Frequently Asked Questions

How does the Developer agent ensure precise code replacements without using traditional diff algorithms?

The agent requires the LLM to include exact line numbers (prefixed as "123| ") in the original_code_snippet field. It extracts the first and last line numbers to determine the exact slice indices, then replaces that range directly in the file's line array. This avoids the ambiguity of context-based diff matching by relying on explicit line addressing provided by the LLM.

What format must the LLM use when generating code changes?
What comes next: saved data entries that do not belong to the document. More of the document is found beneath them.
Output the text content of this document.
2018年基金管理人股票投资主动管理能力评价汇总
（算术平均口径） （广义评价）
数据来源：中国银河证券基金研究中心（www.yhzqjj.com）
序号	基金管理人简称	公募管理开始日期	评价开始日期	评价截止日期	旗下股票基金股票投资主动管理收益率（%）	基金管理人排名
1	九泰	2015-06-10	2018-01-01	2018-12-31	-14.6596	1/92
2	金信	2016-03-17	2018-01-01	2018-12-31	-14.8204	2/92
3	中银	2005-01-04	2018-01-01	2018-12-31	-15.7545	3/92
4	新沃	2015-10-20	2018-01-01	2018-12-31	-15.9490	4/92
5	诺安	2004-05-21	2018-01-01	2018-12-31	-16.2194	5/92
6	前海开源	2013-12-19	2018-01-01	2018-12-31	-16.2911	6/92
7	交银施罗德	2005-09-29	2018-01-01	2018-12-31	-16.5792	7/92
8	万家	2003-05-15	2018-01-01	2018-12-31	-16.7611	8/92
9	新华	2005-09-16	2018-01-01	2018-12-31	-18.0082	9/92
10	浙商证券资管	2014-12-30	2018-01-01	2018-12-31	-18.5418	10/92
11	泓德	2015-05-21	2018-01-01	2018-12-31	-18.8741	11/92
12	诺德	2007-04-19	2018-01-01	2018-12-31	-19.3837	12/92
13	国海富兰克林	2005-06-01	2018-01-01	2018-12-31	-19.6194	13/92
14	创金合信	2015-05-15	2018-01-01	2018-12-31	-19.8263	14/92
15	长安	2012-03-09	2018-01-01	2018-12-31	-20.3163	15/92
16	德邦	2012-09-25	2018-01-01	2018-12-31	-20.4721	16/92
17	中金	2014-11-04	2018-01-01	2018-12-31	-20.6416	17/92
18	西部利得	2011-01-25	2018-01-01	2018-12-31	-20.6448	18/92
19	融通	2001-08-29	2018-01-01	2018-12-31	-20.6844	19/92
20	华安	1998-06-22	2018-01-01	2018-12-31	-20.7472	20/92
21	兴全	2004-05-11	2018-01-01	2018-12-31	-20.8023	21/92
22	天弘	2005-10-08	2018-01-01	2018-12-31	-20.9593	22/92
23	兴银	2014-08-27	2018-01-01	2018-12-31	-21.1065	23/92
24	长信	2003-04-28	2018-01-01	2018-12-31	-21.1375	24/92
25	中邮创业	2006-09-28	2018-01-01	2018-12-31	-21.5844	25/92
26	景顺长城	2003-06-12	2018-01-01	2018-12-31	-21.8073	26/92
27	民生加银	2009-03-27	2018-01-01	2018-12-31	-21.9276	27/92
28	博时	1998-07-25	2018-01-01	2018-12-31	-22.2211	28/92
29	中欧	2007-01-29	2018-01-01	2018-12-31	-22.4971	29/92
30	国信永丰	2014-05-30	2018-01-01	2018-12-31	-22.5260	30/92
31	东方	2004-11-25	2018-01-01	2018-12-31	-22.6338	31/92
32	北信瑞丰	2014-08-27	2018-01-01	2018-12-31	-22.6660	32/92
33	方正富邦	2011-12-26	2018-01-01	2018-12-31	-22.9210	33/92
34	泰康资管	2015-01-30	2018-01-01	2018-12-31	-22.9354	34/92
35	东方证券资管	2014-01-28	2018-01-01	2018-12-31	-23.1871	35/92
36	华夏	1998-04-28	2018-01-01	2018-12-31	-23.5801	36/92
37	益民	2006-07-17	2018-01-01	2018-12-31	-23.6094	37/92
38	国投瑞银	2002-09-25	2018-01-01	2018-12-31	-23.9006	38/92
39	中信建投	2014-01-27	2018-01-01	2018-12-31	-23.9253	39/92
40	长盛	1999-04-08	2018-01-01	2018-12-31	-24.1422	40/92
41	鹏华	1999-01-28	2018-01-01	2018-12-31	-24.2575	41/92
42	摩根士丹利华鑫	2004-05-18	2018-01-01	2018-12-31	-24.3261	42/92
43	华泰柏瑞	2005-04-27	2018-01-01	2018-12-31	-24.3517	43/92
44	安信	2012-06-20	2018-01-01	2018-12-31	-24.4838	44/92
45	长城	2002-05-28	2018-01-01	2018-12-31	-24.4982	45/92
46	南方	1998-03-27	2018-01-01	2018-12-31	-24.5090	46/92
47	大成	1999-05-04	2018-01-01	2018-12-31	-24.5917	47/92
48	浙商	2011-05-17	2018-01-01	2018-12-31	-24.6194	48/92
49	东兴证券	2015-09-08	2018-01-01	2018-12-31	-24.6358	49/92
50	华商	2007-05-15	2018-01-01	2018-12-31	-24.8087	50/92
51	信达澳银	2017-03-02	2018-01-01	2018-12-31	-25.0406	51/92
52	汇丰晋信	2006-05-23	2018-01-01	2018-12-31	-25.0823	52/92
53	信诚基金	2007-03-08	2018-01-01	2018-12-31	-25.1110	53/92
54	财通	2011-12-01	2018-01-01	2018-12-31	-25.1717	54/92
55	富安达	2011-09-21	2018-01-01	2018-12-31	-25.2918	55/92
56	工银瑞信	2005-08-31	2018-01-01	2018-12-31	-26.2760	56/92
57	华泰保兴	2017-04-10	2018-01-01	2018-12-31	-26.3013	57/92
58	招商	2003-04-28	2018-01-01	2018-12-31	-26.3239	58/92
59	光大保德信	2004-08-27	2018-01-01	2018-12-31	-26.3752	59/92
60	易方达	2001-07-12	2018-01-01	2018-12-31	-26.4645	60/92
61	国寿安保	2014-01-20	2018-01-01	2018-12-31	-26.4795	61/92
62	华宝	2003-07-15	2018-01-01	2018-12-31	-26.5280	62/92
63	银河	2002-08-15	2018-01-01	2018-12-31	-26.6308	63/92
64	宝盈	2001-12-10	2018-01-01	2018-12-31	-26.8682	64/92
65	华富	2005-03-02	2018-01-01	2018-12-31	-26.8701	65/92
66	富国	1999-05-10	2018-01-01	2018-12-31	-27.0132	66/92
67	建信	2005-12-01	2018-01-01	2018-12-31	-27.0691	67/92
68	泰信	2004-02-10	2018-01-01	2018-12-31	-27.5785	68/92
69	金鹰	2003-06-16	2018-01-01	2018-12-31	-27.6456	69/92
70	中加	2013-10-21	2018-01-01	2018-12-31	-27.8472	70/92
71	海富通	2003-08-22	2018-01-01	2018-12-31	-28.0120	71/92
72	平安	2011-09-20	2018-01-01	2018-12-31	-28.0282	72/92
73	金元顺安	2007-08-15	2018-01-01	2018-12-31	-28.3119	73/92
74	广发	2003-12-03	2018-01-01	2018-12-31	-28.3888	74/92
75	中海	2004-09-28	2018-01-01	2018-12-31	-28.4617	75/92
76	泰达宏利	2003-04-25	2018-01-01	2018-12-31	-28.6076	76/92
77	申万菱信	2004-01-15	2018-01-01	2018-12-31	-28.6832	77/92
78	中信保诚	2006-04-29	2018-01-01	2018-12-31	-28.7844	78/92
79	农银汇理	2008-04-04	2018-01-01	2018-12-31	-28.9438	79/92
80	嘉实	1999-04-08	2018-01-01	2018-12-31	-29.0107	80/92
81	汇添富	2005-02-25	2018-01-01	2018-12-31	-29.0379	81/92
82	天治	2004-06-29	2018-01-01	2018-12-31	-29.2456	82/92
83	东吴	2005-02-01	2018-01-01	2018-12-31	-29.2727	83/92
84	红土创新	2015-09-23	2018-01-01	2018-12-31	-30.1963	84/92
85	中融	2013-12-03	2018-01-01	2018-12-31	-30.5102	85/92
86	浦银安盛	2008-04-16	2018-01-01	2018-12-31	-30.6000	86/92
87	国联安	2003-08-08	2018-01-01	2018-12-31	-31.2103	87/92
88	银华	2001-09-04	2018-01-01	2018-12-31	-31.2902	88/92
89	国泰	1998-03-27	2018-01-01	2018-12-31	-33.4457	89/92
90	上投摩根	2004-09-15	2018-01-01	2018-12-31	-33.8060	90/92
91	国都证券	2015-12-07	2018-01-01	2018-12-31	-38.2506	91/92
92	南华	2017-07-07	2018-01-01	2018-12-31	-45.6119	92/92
The LLM must output one or more <code_change_request> blocks, each containing two labeled sections: original_code_snippet with numbered lines from the current file, and edit_code_snippet with the replacement code without line numbers. This structured format is strictly enforced by the prompt template in agent/developer/prompts/create_diff_prompt.md.

How does the agent handle files that don't exist yet?

If the target file path does not exist, the creating_diffs_for_task node detects this condition and switches to the new-file workflow. It invokes a separate prompt (agent/developer/prompts/implement_new_file_prompt.md) to generate the complete file content, then writes it directly using standard file I/O without parsing diff blocks or extracting line numbers.

Where is the workflow state stored during diff generation?

State is managed through the SoftwareDeveloperState Pydantic model in agent/developer/state.py. This includes the current atomic task, numbered file content, research history, and parsed Diffs objects. LangGraph handles the state transitions between nodes like prepare_for_implementation and creating_diffs_for_task, enabling the workflow to resume from any point.